Foreign direct investment (FDI), which constituted the bulk of private capital flows into emerging market economies in 1997-98, rose to $140 billion in 1999 from $120 billion in 1998, and the IIF projects that it will continue to be strong in 2000. Portfolio equity investments into these economies have picked up again after a two-year hiatus and are expected to increase to $34 billion this year from $17 billion in 1999. The IIF expects total FDI and portfolio equity flows this year to match the record volume of $155 billion registered in 1999.
Asia and Latin America
Flows to Asia (China, India, Indonesia, Korea, Malaysia, the Philippines, and Thailand) and Latin America (Argentina, Brazil, Chile, Colombia, Ecuador, Mexico, Peru, Uruguay, and Venezuela) are picking up the fastest, according to the report. Net private flows to Asia are expected to reach $60 billion in 2000 from about $40 billion in 1999 and only $6 billion in 1998. Within Asia, the economies that were hardest hit in 1997-98—and that experienced large negative private flows—should receive modest net private inflows this year. Private flows to China should increase significantly in 2000, while those to Korea are likely to strengthen further.
Private flows to Latin America are expected to rise to about $90 billion this year after falling to about $69 billion in 1999. Net private credit flows to the region should increase to $35 billion from only $8 billion in 1999, with Brazil accounting for the bulk of the rebound. The IIF expects net private flows to Brazil to amount to almost $40 billion this year compared with less than $20 billion in 1999, when the country made substantial net repayments to foreign creditors around the time of its exchange rate crisis.

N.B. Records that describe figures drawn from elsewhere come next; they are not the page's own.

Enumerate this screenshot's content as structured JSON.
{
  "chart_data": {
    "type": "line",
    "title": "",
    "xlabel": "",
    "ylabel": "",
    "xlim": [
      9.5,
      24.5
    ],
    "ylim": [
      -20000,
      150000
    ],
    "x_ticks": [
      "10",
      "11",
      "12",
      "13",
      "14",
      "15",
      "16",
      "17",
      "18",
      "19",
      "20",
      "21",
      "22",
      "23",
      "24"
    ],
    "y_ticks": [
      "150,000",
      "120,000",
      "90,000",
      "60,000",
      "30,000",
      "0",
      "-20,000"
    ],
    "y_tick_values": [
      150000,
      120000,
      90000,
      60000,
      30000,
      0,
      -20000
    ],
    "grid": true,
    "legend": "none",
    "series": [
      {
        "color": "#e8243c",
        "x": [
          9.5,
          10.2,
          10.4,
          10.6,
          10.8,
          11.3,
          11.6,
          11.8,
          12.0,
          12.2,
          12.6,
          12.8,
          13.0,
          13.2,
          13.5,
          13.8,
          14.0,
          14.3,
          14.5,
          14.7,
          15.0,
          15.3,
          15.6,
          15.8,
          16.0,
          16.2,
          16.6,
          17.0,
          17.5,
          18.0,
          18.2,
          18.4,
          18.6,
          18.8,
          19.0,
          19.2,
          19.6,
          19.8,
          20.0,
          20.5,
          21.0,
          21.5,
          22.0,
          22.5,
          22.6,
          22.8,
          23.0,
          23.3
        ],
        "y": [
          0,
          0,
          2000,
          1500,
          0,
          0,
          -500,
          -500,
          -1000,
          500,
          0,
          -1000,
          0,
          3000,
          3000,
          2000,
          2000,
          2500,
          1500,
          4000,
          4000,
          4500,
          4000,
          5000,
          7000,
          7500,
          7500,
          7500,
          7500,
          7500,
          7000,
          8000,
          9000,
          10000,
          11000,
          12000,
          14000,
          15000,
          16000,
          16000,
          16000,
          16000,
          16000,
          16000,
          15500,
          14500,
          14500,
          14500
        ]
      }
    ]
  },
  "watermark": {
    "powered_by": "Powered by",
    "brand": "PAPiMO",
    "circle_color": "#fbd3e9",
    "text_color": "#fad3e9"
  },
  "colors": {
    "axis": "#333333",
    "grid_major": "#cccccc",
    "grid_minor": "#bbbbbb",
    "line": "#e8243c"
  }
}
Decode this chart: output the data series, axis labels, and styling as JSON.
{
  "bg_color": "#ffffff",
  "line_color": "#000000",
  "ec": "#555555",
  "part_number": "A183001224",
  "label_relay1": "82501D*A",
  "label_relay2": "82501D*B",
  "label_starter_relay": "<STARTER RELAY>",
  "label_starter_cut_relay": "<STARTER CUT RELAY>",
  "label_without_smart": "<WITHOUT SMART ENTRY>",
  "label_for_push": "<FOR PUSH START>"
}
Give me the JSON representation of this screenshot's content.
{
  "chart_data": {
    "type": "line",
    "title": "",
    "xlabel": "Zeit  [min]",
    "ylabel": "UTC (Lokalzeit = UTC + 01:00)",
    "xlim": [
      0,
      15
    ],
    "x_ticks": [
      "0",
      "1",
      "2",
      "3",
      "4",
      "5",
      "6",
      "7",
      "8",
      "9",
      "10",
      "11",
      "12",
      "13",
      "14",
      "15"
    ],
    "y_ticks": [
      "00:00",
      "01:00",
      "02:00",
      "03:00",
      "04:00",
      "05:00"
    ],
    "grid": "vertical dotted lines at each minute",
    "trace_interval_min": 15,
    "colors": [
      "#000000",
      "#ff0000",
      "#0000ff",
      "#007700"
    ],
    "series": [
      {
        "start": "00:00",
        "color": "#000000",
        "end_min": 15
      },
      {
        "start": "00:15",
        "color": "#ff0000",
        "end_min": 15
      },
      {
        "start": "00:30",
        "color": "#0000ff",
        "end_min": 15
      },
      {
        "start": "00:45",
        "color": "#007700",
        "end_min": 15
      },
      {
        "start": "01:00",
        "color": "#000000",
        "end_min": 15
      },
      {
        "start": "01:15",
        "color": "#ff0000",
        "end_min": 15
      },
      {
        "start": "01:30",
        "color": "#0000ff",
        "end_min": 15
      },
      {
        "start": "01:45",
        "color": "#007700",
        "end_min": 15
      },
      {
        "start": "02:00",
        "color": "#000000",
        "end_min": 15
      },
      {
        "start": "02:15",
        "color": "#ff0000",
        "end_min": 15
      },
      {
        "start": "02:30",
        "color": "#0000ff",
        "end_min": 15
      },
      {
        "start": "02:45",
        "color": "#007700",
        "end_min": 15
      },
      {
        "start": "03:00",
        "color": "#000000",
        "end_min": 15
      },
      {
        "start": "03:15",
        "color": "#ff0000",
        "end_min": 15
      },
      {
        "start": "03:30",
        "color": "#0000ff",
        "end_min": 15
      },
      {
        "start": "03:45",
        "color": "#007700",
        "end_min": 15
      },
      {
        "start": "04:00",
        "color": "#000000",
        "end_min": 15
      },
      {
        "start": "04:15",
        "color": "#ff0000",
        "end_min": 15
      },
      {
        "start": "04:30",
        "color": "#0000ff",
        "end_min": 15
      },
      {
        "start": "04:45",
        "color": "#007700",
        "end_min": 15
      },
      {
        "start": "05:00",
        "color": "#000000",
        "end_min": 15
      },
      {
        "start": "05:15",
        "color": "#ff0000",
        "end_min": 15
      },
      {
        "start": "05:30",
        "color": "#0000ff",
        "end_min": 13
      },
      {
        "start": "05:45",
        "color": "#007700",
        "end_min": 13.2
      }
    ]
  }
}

It further projects that net private flows to Argentina will remain substantial at about $14 billion this year and that those to Mexico will stabilize at about $19 billion.

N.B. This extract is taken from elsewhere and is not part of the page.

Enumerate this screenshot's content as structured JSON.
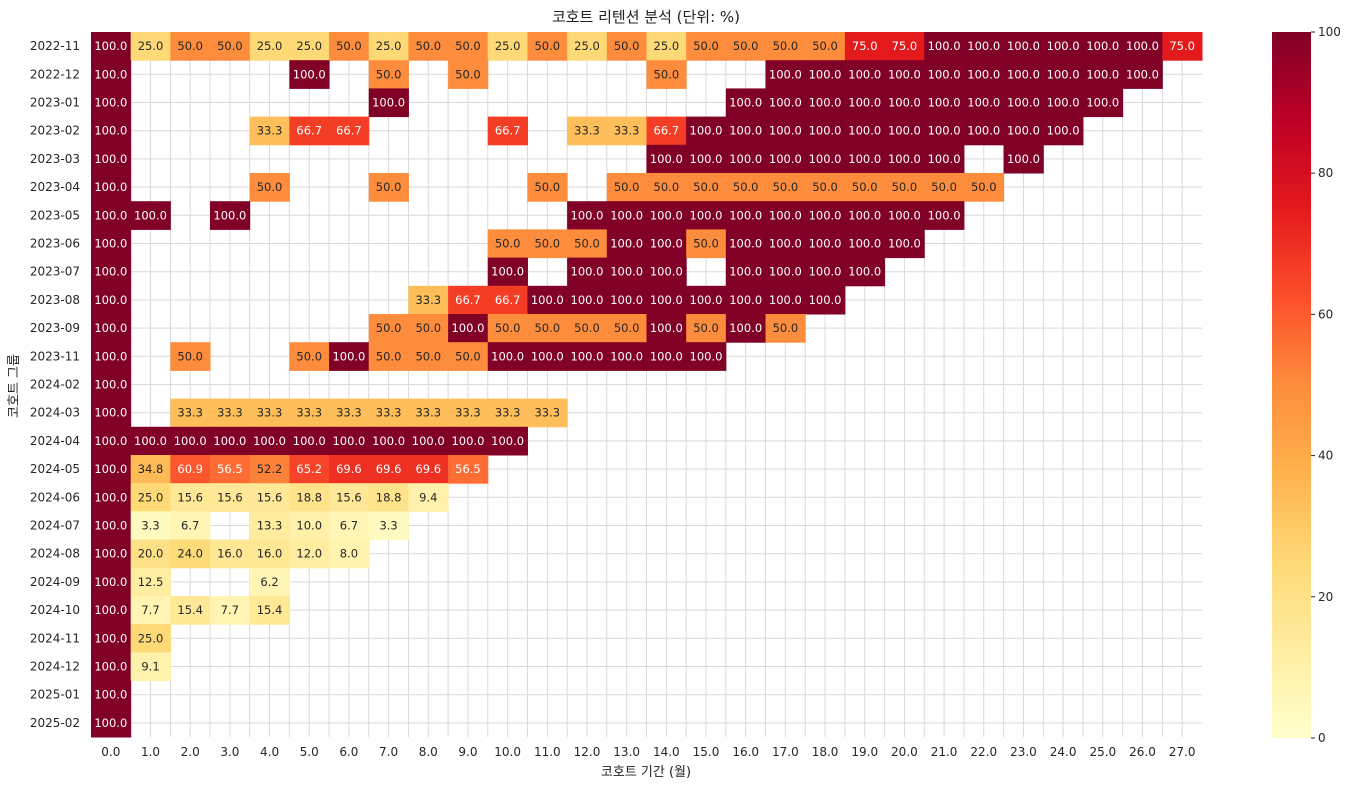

Europe, Africa, and the Middle East
Private flows to emerging market economies in Europe (Bulgaria, Czech Republic, Hungary, Poland, Romania, Russia, Slovakia, and Turkey) are expected to remain stable, at slightly more than $30 billion, in 2000. Equity flows account for about 60 percent of this figure. According to the IIF, net flows to Russia may turn negative this year as the country makes net repayments to some of its creditors. The IIF expects private flows to Africa and the Middle East (Algeria, Egypt, Morocco, South Africa, and Tunisia) to increase moderately this year, largely because of stronger flows to South Africa resulting from improved market sentiment.
|Private flows, net||327.9||265.7||147.8||148.7||193.1|
|Five Asian economies3||108.1||-0.2||-36.4||-3.7||7.8|
|Official flows, net||7.6||38.9||52.8||11.9||9.1|
|Five Asian economies3||-1.6||29.9||26.9||1.4||6.3|
The IIF cautions that, despite this encouraging prospective rebound, the recovery remains tentative for a number of reasons. First, developments in industrial country financial markets—in particular, possible sharp increases in U.S. interest rates and a substantial stock market correction—could have an adverse effect on financial flows to emerging market economies. Second, a number of emerging market economies are holding elections this year, raising questions about the ability of their authorities to continue to follow prudent macroeconomic policies and persevere with structural reforms in the face of electoral pressures. A third consideration is the concern of private investors and lenders that official sector policies in these countries may harm their interests. The forecasts for 2000 assume that no emerging market economy will experience a severe financial crisis, but the report emphasizes that the possibility of such a shock cannot be ruled out.